A classic character of Japanese literature is reimagined as a mischievous, shapeshifting adventurer in this zany, Pop Art–esque gag manga by a titan of the genre.
In the early 1960s, the Japanese manga artist Shigeru Sugiura took the well-loved literary character Ninja Sarutobi Sasuke and made him his own.
In this legendary gag manga, Ninja Sarutobi Sasuke, Shigeru sends the famous Ninja on a wild, eye-popping adventure: Sarutobi encounters cowboys and aliens, spaceships and sailing ships, mid-60s celebrity cameos, mushroom clouds, detectives with squirt guns, and more in a delightful and ever-surprising world.
Available for the first time in English and with a new essay by Ryan Holmberg, Ninja Sarutobi Sasuke is a must-read of trippy visuals and silly storytelling.
Publication History: Original
Shigeru Sugiura (1908–2000) was a hugely popular and influential Japanese comics artist. Sugiura was originally trained as a painter, and early in his career his work was selected for the prestigious Teiten exhibition. He began creating manga in order to make a living, and by the 1950s had risen to major prominence, gaining renown through his comics for children and his pioneering role in the genre of gag manga. In the 1970s and 80s he experienced a second boom in popularity, this time for more absurdist, avant-garde manga geared towards adults.

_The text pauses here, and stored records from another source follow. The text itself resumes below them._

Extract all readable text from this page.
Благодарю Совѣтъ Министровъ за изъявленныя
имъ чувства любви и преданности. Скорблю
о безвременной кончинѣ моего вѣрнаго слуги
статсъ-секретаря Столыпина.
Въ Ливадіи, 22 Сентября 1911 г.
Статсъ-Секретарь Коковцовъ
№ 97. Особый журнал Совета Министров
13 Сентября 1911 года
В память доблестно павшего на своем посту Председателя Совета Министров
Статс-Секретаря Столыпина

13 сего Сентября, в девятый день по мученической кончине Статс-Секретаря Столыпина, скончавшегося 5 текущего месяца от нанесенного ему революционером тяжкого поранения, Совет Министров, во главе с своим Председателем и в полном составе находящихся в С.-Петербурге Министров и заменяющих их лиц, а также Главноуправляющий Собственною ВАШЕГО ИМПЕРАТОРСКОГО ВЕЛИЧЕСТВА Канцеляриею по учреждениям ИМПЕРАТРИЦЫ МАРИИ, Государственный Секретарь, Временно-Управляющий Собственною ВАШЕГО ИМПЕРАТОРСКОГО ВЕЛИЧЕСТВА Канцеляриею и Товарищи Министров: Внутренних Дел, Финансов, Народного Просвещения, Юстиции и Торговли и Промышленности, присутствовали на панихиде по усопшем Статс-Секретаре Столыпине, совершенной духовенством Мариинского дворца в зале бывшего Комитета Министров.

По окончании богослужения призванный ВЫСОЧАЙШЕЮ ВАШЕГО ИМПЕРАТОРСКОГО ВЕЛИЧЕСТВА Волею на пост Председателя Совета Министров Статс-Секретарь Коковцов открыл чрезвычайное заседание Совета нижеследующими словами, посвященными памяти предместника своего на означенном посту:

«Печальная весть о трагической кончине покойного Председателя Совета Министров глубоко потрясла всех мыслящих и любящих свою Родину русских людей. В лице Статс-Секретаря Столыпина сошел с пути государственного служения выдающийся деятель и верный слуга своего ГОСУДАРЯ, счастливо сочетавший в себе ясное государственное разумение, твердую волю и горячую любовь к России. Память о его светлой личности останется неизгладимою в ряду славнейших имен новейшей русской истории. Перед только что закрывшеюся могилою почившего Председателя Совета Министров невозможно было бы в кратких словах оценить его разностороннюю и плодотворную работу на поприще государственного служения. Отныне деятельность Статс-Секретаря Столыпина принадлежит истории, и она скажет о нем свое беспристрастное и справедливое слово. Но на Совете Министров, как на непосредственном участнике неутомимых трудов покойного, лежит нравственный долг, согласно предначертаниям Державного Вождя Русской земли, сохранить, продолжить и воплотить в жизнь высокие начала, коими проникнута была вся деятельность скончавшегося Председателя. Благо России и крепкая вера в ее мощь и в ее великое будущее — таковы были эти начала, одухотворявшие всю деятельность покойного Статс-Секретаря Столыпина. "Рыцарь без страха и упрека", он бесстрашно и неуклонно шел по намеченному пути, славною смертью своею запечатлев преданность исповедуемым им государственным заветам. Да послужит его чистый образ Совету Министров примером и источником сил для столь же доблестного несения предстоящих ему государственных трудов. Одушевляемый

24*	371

Ryan Holmberg is an arts and comics historian, author, editor, and Japanese-English translator. His translations include Tezuka Osamu’s The Mysterious Underground Men, for which he won an Eisner Award, Tadao Tsuge’s Slum Wolf, and Yoshiharu Tsuge’s The Man Without Talent (New York Review Comics). He has contributed to publications such as Art in America, Artforum, The Comics Journal, and The New York Review of Books. He has taught about Japanese art and cultural history, most recently at the Art Institute of Chicago, UNC Chapel Hill, and Tokyo University. He lives in North Carolina.